Weinheimer Steinhauer und Bildhauermeister waren in der ganzen Region aufgrund ihrer handwerklichen und künstlerischen Fähigkeiten bekannt. So stellten sie nicht nur Fasslager, Schweinetröge, Kuhkrippen, Fensterrahmen,
Mauersteine oder Fensterbänke her und lieferten ihre Natursteinarbeiten bis weit über die Grenzen Rheinhessens, sondern sie erstellten aus Weinheimer Sandstein auch kunstvolle Grab- und Kriegerdenkmäler. Einige davon kann man noch heute auf unserem Friedhof oder auf den Friedhöfen unserer Nachbargemeinden bewundern.

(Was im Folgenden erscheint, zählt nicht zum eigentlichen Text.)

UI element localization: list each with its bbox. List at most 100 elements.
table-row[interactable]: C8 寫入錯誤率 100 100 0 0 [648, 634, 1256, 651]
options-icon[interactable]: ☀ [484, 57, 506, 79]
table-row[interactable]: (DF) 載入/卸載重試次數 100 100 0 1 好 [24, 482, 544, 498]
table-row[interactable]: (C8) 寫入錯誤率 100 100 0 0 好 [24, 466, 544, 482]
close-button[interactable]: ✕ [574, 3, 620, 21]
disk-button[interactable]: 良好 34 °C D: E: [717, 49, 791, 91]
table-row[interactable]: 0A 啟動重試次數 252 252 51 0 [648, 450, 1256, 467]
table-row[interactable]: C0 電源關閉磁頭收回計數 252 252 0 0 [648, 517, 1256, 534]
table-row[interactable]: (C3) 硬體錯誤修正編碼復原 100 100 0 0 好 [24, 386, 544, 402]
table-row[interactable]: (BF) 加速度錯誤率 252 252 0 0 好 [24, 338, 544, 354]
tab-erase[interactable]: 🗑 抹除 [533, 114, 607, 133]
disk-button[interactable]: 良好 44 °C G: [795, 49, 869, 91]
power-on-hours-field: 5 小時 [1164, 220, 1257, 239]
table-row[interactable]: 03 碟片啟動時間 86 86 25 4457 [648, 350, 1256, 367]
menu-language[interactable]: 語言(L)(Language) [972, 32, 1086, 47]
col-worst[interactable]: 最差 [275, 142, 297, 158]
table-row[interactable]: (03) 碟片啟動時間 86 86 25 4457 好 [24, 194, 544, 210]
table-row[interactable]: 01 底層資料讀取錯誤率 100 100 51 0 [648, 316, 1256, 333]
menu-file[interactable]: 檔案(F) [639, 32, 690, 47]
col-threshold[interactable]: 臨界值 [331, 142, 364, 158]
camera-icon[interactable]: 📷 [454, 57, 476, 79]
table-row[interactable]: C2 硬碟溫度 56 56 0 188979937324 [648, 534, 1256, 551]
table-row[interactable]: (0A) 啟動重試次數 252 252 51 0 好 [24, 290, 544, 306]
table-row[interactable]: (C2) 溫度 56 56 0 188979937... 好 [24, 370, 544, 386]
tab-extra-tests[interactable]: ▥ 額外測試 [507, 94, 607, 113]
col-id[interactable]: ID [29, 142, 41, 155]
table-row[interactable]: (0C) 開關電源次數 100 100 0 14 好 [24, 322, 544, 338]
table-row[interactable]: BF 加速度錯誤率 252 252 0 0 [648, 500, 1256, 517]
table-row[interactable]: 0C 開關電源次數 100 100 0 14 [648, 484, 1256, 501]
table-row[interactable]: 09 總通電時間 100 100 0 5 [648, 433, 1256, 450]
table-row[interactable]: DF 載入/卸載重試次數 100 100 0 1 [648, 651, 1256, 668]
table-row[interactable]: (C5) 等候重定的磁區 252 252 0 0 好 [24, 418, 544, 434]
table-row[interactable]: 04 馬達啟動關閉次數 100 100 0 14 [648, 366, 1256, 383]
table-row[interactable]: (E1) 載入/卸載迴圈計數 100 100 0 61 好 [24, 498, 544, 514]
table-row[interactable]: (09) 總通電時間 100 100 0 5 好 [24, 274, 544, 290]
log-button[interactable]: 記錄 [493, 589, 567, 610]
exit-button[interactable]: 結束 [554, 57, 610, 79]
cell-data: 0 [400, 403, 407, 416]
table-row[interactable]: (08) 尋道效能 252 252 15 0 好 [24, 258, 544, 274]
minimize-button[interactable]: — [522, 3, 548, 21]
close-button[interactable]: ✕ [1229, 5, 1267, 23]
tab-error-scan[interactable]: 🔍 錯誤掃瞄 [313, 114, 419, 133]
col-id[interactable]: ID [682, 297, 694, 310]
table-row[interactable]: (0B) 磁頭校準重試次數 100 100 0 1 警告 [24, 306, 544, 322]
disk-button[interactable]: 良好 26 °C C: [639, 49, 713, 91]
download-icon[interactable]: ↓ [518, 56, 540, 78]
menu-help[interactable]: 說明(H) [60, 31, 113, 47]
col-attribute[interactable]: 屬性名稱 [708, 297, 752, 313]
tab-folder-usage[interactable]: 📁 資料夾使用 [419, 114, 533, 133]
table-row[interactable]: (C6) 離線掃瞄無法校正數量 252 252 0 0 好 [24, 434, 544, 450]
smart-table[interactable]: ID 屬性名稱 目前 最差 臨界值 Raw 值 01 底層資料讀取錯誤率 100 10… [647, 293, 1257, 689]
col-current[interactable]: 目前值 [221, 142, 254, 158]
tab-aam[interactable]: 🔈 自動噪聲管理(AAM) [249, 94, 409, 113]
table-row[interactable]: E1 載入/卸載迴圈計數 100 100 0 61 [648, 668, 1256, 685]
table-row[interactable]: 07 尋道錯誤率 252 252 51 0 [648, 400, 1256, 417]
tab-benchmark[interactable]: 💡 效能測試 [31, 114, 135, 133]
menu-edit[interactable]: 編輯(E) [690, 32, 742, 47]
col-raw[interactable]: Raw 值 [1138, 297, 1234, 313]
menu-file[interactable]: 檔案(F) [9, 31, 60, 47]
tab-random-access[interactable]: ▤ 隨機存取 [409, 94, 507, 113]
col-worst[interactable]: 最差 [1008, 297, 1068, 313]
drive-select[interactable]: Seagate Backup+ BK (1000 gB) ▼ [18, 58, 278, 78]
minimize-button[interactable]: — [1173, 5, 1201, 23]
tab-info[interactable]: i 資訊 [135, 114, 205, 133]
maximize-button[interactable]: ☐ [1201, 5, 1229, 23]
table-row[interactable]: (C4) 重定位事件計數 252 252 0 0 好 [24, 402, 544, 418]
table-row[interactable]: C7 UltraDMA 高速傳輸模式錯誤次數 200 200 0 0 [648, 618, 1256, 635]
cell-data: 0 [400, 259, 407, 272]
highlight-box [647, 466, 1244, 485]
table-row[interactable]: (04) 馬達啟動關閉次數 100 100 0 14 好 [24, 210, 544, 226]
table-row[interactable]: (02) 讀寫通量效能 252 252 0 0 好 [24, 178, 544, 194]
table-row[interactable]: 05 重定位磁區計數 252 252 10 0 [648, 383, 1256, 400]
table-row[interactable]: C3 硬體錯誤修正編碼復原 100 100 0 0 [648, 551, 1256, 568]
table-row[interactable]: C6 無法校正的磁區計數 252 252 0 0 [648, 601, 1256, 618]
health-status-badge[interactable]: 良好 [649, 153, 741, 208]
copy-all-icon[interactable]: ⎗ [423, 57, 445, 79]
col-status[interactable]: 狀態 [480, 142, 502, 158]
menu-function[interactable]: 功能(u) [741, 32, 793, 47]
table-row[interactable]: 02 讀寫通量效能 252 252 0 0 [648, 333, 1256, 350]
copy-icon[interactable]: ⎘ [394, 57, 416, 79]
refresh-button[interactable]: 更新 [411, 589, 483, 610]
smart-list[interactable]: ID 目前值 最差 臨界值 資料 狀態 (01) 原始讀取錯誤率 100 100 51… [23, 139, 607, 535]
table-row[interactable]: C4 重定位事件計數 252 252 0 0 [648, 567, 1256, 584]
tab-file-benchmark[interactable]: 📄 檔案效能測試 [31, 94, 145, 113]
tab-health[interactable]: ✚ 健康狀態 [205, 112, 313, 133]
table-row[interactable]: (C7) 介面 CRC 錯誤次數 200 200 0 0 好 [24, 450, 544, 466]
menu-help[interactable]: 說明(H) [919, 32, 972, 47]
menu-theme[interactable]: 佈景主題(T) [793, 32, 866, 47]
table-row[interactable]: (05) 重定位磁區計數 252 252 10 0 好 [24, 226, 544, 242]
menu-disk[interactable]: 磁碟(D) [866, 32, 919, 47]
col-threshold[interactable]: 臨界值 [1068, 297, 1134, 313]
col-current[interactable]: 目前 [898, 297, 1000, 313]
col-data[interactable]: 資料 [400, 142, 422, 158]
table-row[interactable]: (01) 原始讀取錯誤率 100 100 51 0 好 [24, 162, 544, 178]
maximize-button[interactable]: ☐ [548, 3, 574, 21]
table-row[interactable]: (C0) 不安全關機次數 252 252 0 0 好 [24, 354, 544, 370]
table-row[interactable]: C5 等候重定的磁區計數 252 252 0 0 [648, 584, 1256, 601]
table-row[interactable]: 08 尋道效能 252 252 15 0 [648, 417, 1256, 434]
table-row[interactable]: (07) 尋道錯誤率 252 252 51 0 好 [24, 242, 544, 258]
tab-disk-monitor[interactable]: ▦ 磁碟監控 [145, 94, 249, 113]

Schaut man sich nun im Ortskern unseres Stadtteils noch etwas genauer um, dann fallen immer wieder auch die zahlreichen aus Sandstein gemauerten Gebäude und Häuser auf. An exponierter Stelle sind dies u.a.: unsere beiden Kirchen, der Aussichtsturm und die Terrassenmauern auf dem Heiligen Blutberg, das schöne Wohnhaus der Nachfahren des Steinhauers Joh. Marx in der Hauptstraße, mehrere Hofreiten in der Rathausstraße sowie das massive Gemeinde- und Schulhaus aus dem Jahr 1887, außerdem der Wasserhochbehälter auf dem Mandelberg oder das Wasserhaus von 1909 an der Offenheimer Straße. Auch die Friedhofsmauer aus dem Jahre 1899 besteht aus behauenem Sandstein und konnte übrigens wie das Wasserhaus mit Spenden des Weinheimer Wohltäters und Ehrenbürgers Georg Neidlinger errichtet werden.

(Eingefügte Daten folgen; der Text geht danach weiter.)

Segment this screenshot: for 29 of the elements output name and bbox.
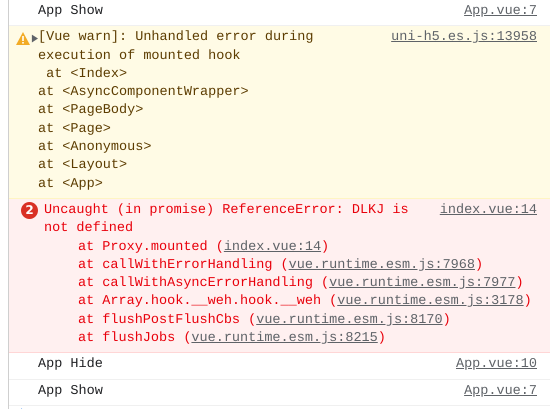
stack-link[interactable]: vue.runtime.esm.js:8170 [256, 312, 443, 328]
source-link[interactable]: App.vue:7 [464, 3, 537, 22]
message-text: App Hide [38, 357, 103, 372]
trace-line: at <Index> [45, 66, 128, 84]
stack-link[interactable]: vue.runtime.esm.js:8215 [191, 331, 378, 346]
stack-line: at callWithErrorHandling (vue.runtime.esm.js:7968) [77, 256, 484, 275]
source-link[interactable]: App.vue:7 [464, 382, 537, 401]
trace-line: at <PageBody> [38, 102, 144, 120]
stack-link[interactable]: vue.runtime.esm.js:7968 [288, 258, 475, 273]
stack-link[interactable]: vue.runtime.esm.js:3178 [337, 294, 524, 310]
source-link[interactable]: index.vue:14 [440, 202, 537, 220]
stack-link[interactable]: index.vue:14 [224, 240, 322, 255]
message-text: App Show [38, 384, 103, 399]
stack-line: at Proxy.mounted (index.vue:14) [77, 238, 330, 257]
trace-line: at <AsyncComponentWrapper> [38, 84, 250, 102]
stack-line: at callWithAsyncErrorHandling (vue.runtime.esm.js:7977) [77, 275, 525, 294]
message-text: App Show [38, 4, 103, 19]
stack-line: at flushPostFlushCbs (vue.runtime.esm.js:8170) [77, 312, 452, 330]
warning-icon [16, 32, 30, 45]
source-link[interactable]: App.vue:10 [456, 356, 537, 375]
stack-line: at flushJobs (vue.runtime.esm.js:8215) [77, 330, 387, 348]
stack-line: at Array.hook.__weh.hook.__weh (vue.runtime.esm.js:3178) [77, 293, 533, 312]
stack-link[interactable]: vue.runtime.esm.js:7977 [329, 276, 516, 292]
trace-line: at <Anonymous> [38, 139, 152, 158]
source-link[interactable]: uni-h5.es.js:13958 [391, 29, 537, 48]
trace-line: at <App> [38, 176, 104, 194]
trace-line: at <Page> [38, 120, 112, 139]
trace-line: at <Layout> [38, 157, 128, 176]
error-count-badge: 2 [21, 202, 38, 220]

Mit dem plötzlichen Tod des 40jährigen Steinhauermeisters Johann Marx im Januar 1932 wurde allerdings der letzte mustergültige Weinheimer Steinbruchbetrieb an der Neumühle aufgelöst. Damit ging in unserm Dorf eine lange Ära der Steinbrecher und Steinhauer abrupt zu Ende.

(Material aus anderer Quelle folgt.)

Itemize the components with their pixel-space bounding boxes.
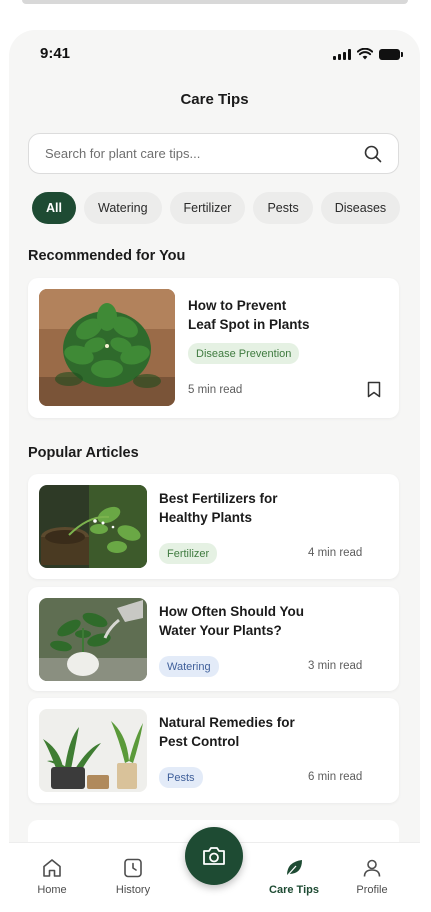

Heute ist Weinheim vor allem durch seine Naturdenkmale und ehemaligen Sandgruben „Trift“ und „Zeilstück“ bekannt. Als attraktive geologische Fundstellen sind sie nach wie vor ein sehr lohnendes Ziel für interessierte Besucher und wissenschaftliche Exkursionen.
Tafel 2 Zeittafel
4000 – 2000 v. Chr.: Menschen sind in Weinheim nachweislich wohnhaft
2000 v. Chr. – 700 n. Chr.: Ansiedlungsplätze sind Trift, Sibyllenstein und ehm. Raiffeisenhalle
1. Jahrh.: Unsere Heimat wird römisch
437: Vernichtung des Burgunderreiches durch die Hunnen
Der hl. Blutberg ist der Sage nach Schauplatz grausamer Mordszenen
496: Unsere Region gehört zum Herrschaftsbereich der Franken
12.02.772: Erste urkundliche Erwähnung von Weinheim
972: Die katholische Kirche wird erstmals in einer Urkunde benannt
Um 1150: Errichtung der Burg Winnenburg
1273: Das „Deutsche Haus“ wird erstmals urkundlich erwähnt
1489: Bis zur napoleonischen Zeit ist Weinheim im Besitz der Kurpfalz
1557: Durchführung der Reformation
1618 – 1648: Dreißigjähriger Krieg, Dezimierung der Bevölkerung durch Pest und Kriegsgreuel
1680: Das „Deutsche Haus“ ist im Besitz von über 400 Morgen Land
1706: Bei der Pfälzer Kirchenteilung verlieren die Reformierten Besitz und Kirche
1747/1748: Bau und Indienststellung der ev. Kirche mit Orgel der Gebrüder Stumm
1787: In Weinheim wohnen 140 Familien in 112 Häusern
1816: 709 Einwohner. Weinheim gehört zum Großherzogtum Hessen und Kreis Alzey
1848: Junge Weinheimer schließen sich erfolglos der Freiheitsbewegung an, Gründung eines Turnvereins
1861 – 1925: Die Bevölkerung wächst von 920 auf 1098 Einwohner
1887: Neues Rathaus und Schule aus Weinheimer Sandstein
1900: Einweihung des Friedhofs
1902: Die Ortsstraßen werden gepflastert
1909: Wasserleitung
1911: Elektrifizierung
1918: Errichtung einer Kinderschule (Kindergarten)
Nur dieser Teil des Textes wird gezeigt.